Las caricias que ella le está prodigando lo excitan hasta la locura.
–Déjame ser tuyo, mi amor –murmura y empieza a penetrarla.
Su vagina está gratamente húmeda, pero un centímetro más allá, algo le impide seguir avanzando. Parece una tela, una membrana que está cerrando el paso.
–Perdona que no te lo haya dicho, pero soy virgen, nunca he tenido sexo con nadie –dice ella avergonzada.
Él sonríe emocionado y de repente, le entra la duda, esa duda que le implantó Valentina. Qué raro... Hasta ahora ha sido tan experimentada en sus caricias. ¿Le estará mintiendo? Son tantas ya las mujeres que le han mentido. Inclina el rostro hasta ponerlo muy cerca del de ella para mirarla a los ojos y ve las lágrimas que ella está derramando en silencio.
–No llores, mi amor –le dice enternecido–. Seré cuidadoso.
Nunca ha hecho el amor con tanta dulzura y ella suspira muy quieta mientras él logra romper el himen que ensangrienta su falo, ahora cubierto por una sustancia espesa que intensifica su placer.
Por fin, lo siente muy adentro y se hunde en una marea de oleaje imprevisto. Con las piernas encabalgadas en las caderas de él, recibe el golpe de esas olas de volumen y ritmo siempre diferente. Le gusta sentir el cuerpo enardecido de José, ese leve jadear sobre sus mejillas y la turgencia de su miembro deslizándose en un ir y venir que le produce placer y un poco de dolor. El tiempo ya no existe, tampoco esa cabaña de madera ni la rutinaria realidad de dietas y pólizas de seguro. Solo existe él creando este nuevo universo de cuerpos enlazados. De pronto, aquel oleaje se acelera, él lanza un quejido apremiante y se desploma sobre ella que lo abraza para cobijar su cuerpo ahora muy quieto.
Pasa un momento, José suspira, la besa y, acostándose a su lado, la abraza por la cintura.
–Prométeme que de ahora en adelante estaremos siempre juntos –susurra sintiendo una laxitud del cuerpo y el alma que lo hace quedarse dormido bajo la sombra de la paz absoluta.
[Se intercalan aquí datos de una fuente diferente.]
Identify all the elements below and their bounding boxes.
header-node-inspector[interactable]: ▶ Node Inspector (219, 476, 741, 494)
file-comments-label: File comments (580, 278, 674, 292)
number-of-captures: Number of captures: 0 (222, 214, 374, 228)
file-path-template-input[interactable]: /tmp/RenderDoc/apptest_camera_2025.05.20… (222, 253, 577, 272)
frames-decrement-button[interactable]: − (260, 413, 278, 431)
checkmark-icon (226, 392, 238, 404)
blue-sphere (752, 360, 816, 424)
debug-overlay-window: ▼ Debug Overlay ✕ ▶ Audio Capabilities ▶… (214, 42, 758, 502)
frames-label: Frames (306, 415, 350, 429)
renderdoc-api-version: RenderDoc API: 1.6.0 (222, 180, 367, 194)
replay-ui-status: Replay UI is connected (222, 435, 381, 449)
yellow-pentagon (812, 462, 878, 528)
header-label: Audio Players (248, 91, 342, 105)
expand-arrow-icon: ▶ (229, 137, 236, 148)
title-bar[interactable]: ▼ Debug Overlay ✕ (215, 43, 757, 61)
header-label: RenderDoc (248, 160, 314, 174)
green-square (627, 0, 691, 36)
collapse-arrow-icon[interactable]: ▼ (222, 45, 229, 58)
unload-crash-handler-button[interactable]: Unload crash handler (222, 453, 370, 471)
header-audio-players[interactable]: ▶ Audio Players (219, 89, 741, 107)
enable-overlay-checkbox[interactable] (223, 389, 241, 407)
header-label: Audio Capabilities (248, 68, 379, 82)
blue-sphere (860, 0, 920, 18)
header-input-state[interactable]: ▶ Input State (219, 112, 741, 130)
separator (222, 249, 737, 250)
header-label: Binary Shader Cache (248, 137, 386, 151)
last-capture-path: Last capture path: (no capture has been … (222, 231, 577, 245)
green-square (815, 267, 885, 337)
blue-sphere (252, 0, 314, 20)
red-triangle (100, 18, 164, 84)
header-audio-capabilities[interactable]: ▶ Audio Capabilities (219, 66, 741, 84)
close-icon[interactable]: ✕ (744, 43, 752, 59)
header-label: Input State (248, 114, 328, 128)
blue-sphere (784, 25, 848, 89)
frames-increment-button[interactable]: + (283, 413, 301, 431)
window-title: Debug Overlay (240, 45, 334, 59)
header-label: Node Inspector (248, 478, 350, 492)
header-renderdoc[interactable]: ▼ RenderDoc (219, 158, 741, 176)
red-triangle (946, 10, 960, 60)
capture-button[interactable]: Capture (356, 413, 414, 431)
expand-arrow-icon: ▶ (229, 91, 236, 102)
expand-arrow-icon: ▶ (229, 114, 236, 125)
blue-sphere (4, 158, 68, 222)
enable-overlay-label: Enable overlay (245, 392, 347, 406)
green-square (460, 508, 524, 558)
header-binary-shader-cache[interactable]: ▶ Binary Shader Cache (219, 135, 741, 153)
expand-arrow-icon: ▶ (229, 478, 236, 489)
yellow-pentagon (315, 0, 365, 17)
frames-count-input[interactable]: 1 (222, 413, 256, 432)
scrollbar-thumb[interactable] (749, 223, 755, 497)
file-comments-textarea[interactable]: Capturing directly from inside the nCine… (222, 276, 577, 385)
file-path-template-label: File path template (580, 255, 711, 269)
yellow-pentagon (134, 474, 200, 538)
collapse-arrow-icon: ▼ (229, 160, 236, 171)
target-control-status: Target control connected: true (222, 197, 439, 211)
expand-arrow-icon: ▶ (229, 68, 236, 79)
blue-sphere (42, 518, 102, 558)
Ella también ha cerrado los ojos para revivir todo aquello. Ya sabía que la primera vez que una mujer hace el amor, no tiene la vivencia de un orgasmo, pero nunca se imaginó que el encuentro de dos cuerpos produjera tanto regocijo y felicidad. “Juntos, por siempre juntos”, se dice, y a lo lejos oye a los perros ladrando mientras un rumor oscuro y ominoso se acerca y produce un abrupto movimiento de la tierra.
–José, mi amor, ¡está temblando!
Él salta de la cama, agarra la frazada para que ambos se cubran y, tomados de la mano, salen corriendo por temor a que la cabaña, bajo ese remezón tan fuerte, se derrumbe causándoles la muerte.
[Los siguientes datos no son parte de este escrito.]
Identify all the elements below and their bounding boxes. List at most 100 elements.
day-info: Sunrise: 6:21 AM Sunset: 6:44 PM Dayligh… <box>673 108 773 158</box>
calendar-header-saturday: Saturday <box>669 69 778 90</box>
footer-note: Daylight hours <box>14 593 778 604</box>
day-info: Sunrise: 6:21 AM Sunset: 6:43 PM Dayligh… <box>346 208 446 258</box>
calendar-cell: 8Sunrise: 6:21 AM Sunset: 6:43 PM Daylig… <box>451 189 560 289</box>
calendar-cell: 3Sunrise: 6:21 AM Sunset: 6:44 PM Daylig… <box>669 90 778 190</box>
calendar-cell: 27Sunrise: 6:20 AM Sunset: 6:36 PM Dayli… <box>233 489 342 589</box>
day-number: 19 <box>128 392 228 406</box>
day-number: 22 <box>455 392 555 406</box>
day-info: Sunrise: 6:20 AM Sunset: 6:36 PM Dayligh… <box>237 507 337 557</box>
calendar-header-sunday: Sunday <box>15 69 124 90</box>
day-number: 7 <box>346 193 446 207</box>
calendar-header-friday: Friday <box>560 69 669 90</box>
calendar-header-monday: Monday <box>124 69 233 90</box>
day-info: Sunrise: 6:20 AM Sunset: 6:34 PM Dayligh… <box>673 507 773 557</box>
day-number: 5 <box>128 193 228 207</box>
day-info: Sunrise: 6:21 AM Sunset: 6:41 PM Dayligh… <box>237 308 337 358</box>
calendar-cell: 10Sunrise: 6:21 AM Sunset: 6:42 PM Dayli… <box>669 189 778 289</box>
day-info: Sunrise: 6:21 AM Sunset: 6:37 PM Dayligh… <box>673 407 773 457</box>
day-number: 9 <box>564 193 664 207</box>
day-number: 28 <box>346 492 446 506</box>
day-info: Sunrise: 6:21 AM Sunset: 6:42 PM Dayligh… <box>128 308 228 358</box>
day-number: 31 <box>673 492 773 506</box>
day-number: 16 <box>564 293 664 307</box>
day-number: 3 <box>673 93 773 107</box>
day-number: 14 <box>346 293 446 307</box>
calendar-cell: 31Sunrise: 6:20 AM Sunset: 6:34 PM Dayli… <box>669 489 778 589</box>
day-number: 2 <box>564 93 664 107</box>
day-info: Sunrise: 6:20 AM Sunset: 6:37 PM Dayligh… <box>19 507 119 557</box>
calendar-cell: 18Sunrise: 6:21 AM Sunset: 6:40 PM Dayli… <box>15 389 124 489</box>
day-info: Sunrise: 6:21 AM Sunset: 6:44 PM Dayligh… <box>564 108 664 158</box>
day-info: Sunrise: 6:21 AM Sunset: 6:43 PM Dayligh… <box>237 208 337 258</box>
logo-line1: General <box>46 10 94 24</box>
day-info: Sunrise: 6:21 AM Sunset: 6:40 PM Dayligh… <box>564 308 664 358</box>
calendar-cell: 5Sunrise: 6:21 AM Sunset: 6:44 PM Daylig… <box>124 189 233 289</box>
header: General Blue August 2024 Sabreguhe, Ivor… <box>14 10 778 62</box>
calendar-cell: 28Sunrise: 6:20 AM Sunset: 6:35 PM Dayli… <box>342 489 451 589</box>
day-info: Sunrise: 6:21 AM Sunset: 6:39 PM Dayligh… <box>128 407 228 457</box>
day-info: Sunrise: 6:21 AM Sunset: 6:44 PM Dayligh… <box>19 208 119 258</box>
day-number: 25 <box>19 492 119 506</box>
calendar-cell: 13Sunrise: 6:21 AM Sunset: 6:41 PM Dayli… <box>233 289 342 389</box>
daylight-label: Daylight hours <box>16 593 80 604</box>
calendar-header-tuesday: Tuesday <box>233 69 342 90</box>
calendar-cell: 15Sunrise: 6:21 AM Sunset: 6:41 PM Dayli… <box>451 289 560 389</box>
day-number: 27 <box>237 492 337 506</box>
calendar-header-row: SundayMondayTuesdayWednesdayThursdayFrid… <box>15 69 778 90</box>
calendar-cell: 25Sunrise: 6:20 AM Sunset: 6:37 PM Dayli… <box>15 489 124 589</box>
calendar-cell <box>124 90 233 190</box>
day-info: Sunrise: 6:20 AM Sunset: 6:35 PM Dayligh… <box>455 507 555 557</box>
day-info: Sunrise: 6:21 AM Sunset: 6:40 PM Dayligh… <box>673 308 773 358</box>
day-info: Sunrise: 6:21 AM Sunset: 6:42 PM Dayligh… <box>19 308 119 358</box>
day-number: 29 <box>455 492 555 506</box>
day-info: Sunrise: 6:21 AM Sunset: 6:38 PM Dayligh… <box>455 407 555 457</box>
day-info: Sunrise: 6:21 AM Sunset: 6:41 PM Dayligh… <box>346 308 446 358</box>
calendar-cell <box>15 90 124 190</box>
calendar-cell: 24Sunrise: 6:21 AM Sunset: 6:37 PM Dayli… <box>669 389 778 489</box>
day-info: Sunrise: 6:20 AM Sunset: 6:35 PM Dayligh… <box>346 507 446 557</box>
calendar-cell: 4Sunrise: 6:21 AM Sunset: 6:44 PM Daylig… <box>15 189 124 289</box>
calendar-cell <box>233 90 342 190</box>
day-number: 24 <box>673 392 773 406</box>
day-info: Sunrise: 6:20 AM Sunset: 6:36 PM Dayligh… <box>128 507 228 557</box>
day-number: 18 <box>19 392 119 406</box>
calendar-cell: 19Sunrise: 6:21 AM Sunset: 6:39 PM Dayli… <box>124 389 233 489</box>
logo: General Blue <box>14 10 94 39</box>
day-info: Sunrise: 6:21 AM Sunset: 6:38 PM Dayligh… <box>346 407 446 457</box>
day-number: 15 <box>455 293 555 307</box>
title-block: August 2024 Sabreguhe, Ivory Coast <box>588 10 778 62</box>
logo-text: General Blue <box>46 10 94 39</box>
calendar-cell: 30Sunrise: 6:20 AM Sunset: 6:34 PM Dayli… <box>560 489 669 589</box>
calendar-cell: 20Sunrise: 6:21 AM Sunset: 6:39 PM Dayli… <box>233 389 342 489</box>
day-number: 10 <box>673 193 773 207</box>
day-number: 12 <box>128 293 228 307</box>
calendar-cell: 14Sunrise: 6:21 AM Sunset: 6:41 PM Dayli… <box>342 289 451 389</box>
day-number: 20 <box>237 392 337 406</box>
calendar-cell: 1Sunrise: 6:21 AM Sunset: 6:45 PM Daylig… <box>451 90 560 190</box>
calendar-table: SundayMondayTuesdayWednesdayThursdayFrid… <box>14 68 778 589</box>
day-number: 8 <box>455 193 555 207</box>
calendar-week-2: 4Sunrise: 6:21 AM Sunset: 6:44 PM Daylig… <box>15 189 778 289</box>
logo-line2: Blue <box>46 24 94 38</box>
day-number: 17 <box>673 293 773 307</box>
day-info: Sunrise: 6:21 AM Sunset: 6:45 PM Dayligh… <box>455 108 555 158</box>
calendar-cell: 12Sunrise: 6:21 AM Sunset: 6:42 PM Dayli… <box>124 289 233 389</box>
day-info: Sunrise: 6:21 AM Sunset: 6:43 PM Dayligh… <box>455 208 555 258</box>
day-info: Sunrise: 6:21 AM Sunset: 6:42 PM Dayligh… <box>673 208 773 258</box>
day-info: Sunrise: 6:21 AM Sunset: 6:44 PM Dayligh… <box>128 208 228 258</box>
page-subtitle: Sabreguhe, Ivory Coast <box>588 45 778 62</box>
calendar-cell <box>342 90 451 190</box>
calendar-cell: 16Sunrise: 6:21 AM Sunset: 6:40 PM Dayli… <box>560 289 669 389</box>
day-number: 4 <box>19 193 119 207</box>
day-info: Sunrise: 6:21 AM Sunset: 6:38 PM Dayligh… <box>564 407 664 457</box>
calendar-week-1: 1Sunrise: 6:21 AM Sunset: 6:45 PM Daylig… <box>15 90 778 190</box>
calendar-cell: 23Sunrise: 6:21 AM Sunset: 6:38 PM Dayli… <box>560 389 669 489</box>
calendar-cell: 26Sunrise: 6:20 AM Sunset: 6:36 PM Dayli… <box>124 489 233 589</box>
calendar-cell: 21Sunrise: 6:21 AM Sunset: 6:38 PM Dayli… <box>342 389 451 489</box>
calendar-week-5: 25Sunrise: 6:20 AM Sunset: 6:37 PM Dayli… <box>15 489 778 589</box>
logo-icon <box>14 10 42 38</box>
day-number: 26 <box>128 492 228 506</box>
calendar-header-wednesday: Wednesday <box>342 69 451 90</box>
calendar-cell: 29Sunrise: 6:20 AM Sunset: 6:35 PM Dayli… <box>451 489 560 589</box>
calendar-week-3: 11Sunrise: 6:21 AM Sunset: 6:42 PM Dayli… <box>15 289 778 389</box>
Dos cabañas más allá, sale una pareja que no está desnuda como ellos.
–¡Venga! Vamos a sujetarnos del tronco de ese árbol –grita una jovencita rubia que lleva del brazo a un hombre de edad bien vestido y de cabeza calva.
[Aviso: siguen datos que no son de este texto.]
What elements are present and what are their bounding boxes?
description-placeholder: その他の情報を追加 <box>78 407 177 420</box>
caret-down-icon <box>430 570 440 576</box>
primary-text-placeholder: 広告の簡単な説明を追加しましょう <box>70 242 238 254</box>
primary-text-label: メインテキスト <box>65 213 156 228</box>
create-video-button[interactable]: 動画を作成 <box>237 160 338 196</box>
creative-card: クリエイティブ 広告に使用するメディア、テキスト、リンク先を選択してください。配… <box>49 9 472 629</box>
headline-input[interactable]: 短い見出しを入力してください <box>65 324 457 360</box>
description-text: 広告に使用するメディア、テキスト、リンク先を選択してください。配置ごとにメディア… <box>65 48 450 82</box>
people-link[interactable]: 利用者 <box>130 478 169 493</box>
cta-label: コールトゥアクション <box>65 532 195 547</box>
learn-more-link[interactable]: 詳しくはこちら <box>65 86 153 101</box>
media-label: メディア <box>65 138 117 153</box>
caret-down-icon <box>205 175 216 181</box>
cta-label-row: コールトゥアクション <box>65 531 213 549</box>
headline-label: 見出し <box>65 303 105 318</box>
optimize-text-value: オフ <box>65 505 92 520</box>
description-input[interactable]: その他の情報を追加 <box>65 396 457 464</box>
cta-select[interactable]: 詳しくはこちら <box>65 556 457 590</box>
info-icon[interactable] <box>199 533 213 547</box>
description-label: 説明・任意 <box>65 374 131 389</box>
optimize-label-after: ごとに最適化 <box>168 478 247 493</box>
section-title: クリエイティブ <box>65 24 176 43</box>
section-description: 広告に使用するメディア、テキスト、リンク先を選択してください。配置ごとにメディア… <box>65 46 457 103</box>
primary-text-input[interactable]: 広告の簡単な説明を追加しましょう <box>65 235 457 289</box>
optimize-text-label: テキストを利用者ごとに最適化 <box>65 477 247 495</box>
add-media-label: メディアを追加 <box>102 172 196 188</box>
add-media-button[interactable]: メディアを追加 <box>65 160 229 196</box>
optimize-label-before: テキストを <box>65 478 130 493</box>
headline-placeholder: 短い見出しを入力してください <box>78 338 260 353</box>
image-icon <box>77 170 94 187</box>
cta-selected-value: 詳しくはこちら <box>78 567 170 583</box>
–¡Buena idea! –exclama José, aterrado por el vigor de los sacudones de la tierra que no paran–. Vamos hasta ese otro árbol, Martita de mi vida.
Los perros han dejado de ladrar, pero el ruido es infernal. Los techos de lata y calamina de esas casas viejas vibran resonando en el aire y el letrero luminoso del motel cae al suelo dispersando astillas de vidrio a su alrededor; choque de autos allá afuera, gritos y el sonido seco y retumbante de piedras que están cayendo desde el cerro San Cristóbal.